Let \(k = g(t)\) be the function that tracks the \(x\)-coordinate of a point traversing the unit circle counterclockwise from \((1,0)\text{.}\) That is, \(g(t) = \cos(t)\text{.}\) Use the information we know about the unit circle that is summarized in Figure 2.3.1 (with 16 labeled special points) to respond to the following questions.
(a)
What is the exact value of \(\cos(\frac{\pi}{6})\text{?}\) of \(\cos(\frac{5\pi}{6})\text{?}\) \(\cos(-\frac{\pi}{3})\text{?}\)
(b)
Complete the following table with the exact values of \(k\) that correspond to the stated inputs.

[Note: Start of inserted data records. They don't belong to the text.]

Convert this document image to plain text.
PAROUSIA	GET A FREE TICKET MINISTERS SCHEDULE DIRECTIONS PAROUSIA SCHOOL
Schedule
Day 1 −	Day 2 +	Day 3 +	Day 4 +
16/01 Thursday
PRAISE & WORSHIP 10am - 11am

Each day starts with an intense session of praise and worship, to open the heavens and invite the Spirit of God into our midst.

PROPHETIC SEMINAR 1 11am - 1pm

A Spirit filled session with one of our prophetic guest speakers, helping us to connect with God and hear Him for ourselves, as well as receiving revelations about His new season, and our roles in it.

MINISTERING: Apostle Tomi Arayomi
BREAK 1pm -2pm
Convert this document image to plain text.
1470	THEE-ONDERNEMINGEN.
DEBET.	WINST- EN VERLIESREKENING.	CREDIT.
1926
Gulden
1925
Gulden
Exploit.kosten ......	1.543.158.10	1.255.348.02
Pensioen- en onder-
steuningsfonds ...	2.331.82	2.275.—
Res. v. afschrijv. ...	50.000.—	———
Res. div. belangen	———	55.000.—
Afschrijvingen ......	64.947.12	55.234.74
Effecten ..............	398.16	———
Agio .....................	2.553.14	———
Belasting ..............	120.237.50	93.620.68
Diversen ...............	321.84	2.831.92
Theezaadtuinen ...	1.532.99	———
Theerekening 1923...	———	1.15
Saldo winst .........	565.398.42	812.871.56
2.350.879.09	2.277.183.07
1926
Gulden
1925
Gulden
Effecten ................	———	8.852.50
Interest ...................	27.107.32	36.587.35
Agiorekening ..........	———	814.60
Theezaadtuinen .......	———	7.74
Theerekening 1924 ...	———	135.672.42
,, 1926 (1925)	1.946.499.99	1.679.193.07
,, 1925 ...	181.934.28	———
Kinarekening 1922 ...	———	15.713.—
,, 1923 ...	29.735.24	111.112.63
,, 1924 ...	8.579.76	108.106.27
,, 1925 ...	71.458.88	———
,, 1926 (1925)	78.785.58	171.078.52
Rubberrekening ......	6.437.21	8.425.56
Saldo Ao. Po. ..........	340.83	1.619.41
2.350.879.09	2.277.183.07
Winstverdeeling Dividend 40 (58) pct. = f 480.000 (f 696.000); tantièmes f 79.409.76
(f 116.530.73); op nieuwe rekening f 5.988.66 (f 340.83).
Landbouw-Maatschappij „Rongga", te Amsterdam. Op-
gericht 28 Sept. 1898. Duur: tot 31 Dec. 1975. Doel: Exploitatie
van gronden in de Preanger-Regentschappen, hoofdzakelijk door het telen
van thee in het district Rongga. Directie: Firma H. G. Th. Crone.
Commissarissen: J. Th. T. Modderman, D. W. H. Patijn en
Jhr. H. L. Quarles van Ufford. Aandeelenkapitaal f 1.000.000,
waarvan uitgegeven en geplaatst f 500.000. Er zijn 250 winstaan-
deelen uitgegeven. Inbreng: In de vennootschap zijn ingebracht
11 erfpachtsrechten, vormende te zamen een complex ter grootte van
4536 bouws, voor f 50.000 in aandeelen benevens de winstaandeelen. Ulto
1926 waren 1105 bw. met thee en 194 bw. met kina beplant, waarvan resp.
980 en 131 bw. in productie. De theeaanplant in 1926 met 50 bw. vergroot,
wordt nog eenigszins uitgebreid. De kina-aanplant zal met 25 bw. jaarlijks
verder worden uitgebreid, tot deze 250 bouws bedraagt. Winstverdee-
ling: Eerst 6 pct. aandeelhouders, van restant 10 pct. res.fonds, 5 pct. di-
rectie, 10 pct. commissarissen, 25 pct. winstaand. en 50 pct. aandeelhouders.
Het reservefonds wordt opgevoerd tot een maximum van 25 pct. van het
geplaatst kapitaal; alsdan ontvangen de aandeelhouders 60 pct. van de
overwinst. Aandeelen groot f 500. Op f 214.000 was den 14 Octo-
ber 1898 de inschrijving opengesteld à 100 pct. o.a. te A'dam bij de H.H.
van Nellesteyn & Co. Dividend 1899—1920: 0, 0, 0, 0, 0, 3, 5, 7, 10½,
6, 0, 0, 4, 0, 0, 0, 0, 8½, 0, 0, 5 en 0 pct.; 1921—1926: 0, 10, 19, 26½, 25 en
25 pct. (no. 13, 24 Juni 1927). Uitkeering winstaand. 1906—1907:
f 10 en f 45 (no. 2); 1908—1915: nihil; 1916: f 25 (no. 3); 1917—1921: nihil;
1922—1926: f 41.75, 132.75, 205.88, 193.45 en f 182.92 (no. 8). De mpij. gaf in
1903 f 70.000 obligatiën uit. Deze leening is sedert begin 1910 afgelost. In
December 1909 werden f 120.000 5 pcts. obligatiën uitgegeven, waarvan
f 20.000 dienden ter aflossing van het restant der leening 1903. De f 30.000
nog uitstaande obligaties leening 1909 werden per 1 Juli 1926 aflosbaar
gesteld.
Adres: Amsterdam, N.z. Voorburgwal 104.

| \(t\) | \(0\) | \(\frac{\pi}{6}\) | \(\frac{\pi}{4}\) | \(\frac{\pi}{3}\) | \(\frac{\pi}{2}\) | \(\frac{2\pi}{3}\) | \(\frac{3\pi}{4}\) | \(\frac{5\pi}{6}\) | \(\pi\) |
| \(k\) | |||||||||
| \(t\) | \(\pi\) | \(\frac{7\pi}{6}\) | \(\frac{5\pi}{4}\) | \(\frac{4\pi}{3}\) | \(\frac{3\pi}{2}\) | \(\frac{5\pi}{3}\) | \(\frac{7\pi}{4}\) | \(\frac{11\pi}{6}\) | \(2\pi\) |
| \(k\) | |||||||||
(c)
On the axes provided in the following figure, sketch an accurate graph of \(k = \cos(t)\text{.}\) Label the exact location of several key points on the curve.
(d)
What is the exact value of \(\cos( \frac{11\pi}{4} )\text{?}\) of \(\cos( \frac{14\pi}{3} )\text{?}\)
(e)
(f)
How is the graph of \(k = \cos(t)\) different from the graph of \(h = \sin(t)\text{?}\) How are the graphs similar?